Ali never was good at hiding her emotions.  I could always tell what she was thinking, I never had to guess.  And I don't now either.  She's wearing her rage like a banner across her shirt, her eyes like frigid water about to drown me.

And then it came. 

Both her hands slam down on the kitchen counter.  "How dare you.  How dare you use Mya in this.  That's the lowest form of cowardice, using our daughter to get what you want.  To... to manipulate me! I will not allow you to come in here and do this.  She's 6 years old, Jack.  Six!  She's our daughter, not a pawn in this game you're playing."

"Ali, that was never my intention, never!"

"You let her think you're coming home!  You heard her!  And now I'm the bad guy in this. I'm going to be the reason in her eyes why we aren't together.  She's too young to understand this, it's still black and white for her, don't you get it?!"

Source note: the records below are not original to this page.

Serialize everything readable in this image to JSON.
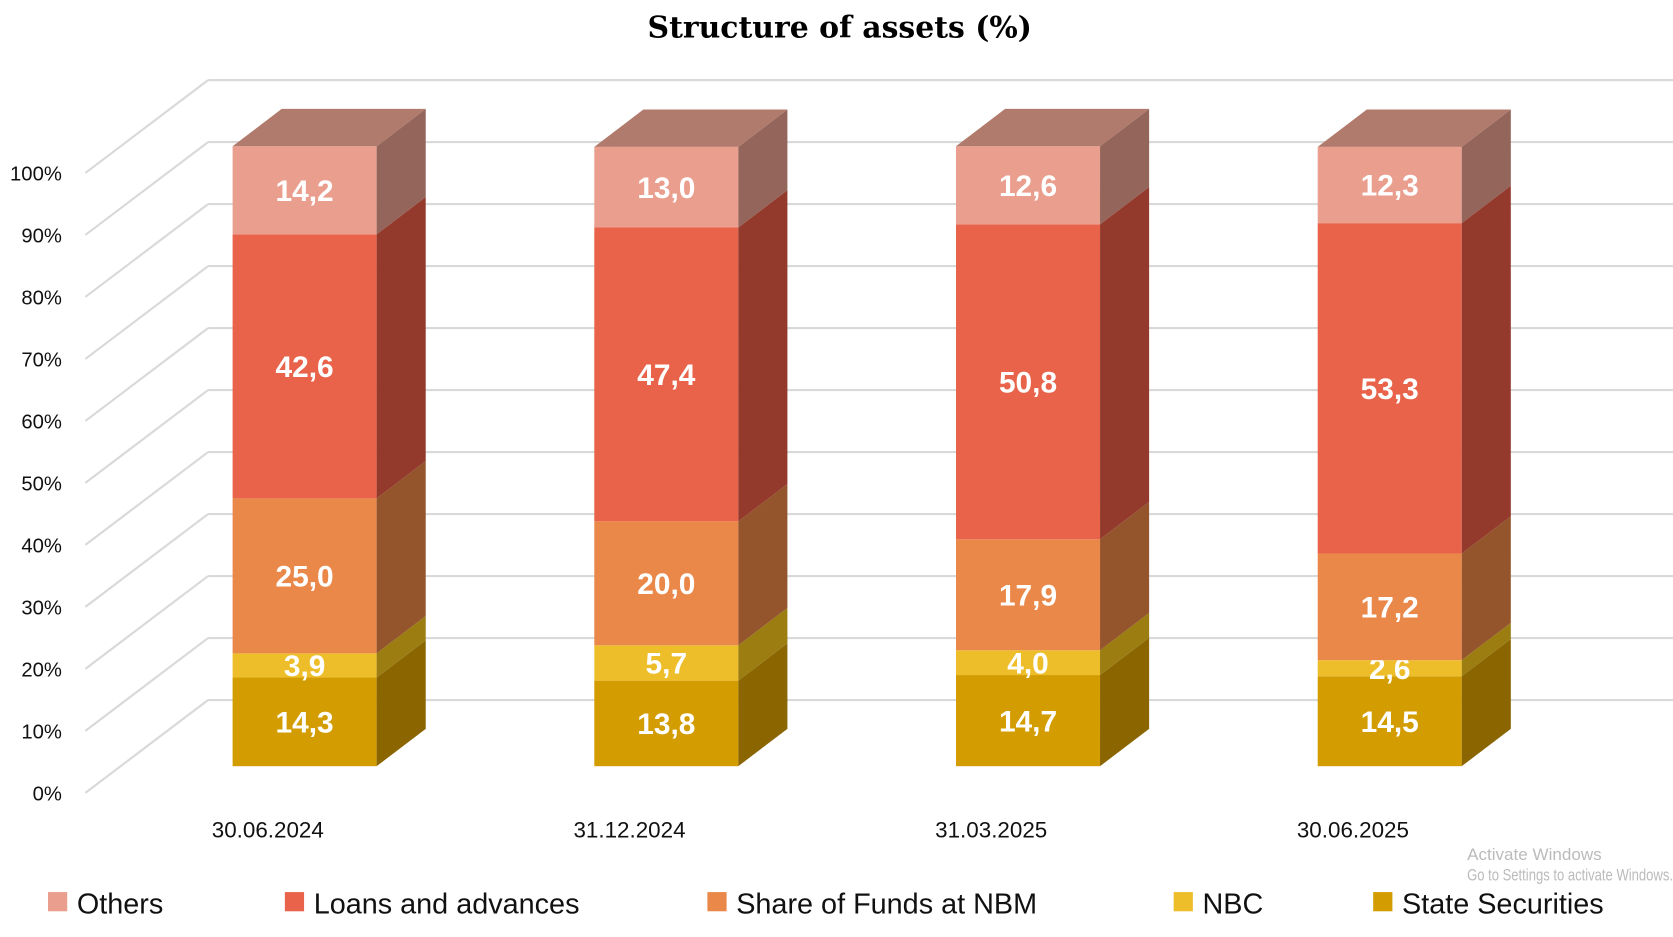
{
  "chart_data": {
    "type": "bar",
    "stacked": true,
    "three_d": true,
    "title": "Structure of assets (%)",
    "categories": [
      "30.06.2024",
      "31.12.2024",
      "31.03.2025",
      "30.06.2025"
    ],
    "series": [
      {
        "name": "State Securities",
        "values": [
          14.3,
          13.8,
          14.7,
          14.5
        ],
        "labels": [
          "14,3",
          "13,8",
          "14,7",
          "14,5"
        ],
        "color": "#D39C00",
        "side": "#8A6500"
      },
      {
        "name": "NBC",
        "values": [
          3.9,
          5.7,
          4.0,
          2.6
        ],
        "labels": [
          "3,9",
          "5,7",
          "4,0",
          "2,6"
        ],
        "color": "#EDBE2A",
        "side": "#9B7D12"
      },
      {
        "name": "Share of Funds at NBM",
        "values": [
          25.0,
          20.0,
          17.9,
          17.2
        ],
        "labels": [
          "25,0",
          "20,0",
          "17,9",
          "17,2"
        ],
        "color": "#EA884A",
        "side": "#94552C"
      },
      {
        "name": "Loans and advances",
        "values": [
          42.6,
          47.4,
          50.8,
          53.3
        ],
        "labels": [
          "42,6",
          "47,4",
          "50,8",
          "53,3"
        ],
        "color": "#E8634A",
        "side": "#933A2C"
      },
      {
        "name": "Others",
        "values": [
          14.2,
          13.0,
          12.6,
          12.3
        ],
        "labels": [
          "14,2",
          "13,0",
          "12,6",
          "12,3"
        ],
        "color": "#EA9E8E",
        "side": "#94655A",
        "top": "#B07A6C"
      }
    ],
    "ylim": [
      0,
      100
    ],
    "yticks": [
      "0%",
      "10%",
      "20%",
      "30%",
      "40%",
      "50%",
      "60%",
      "70%",
      "80%",
      "90%",
      "100%"
    ],
    "grid": true,
    "legend_placement": "bottom",
    "legend_order": [
      "Others",
      "Loans and advances",
      "Share of Funds at NBM",
      "NBC",
      "State Securities"
    ]
  },
  "watermark": {
    "line1": "Activate Windows",
    "line2": "Go to Settings to activate Windows."
  }
}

"I'm sorry, Ali.  Please!"

"No! I can't do this. I can't be with you anymore.  I need more than what you can give me and if I take you back I'll never know if what you're doing is genuine.  I can't risk that for myself.  I won't risk that for Mya."

"So that's it, you're not even willing to give me a chance? You're just...you're just done?"

"I'm not...I'm... that's not fair of you to say. I feel like you've had so many chances. I've given you so many and you never did anything until you had to. You haven't changed, and even if you have, how would I know it was real? I don't want to be with someone whom I'm not absolutely certain is in this because they want to be. Because they genuinely want to be with me. I can't do this!"

This hurts worse than I ever imagined. I feel like a failure with Ali rejecting me, and that wasn't even the worst thing she said.  What came next stole my breath, and smashed my heart into a million pieces.

"I'm sorry, but in the end, it was you who broke us.  YOU broke me."  She's crying softly as she says this, it's killing me that I did this, that I let my anger ruin us.

"Jack, you broke my heart, and that can't be fixed by anything you say or do."

"Ali, please, I'll do anything! Name it, I swear I'll do anything."  She's shaking her head, I'm losing this, I'm losing her.

"I'm not in love with you anymore."

Ouch.

I don't really have it in me to respond to that, I don't think I can without losing my composure.  All I can muster out is her name.

"Ali..."

"Please, can you say goodbye to Mya and leave.  This was already hard enough with you showing up here unexpectedly.  Just put the us you have pictured in your head in a box, lock it and lose the key."

"What?"  Her words are hitting me like arrows now.   But she's not done.

"I'm serious, Jack.  The life we all had together?  That life has changed, it's different.  That life is gone.  I don't want it anymore.  I don't want it with you."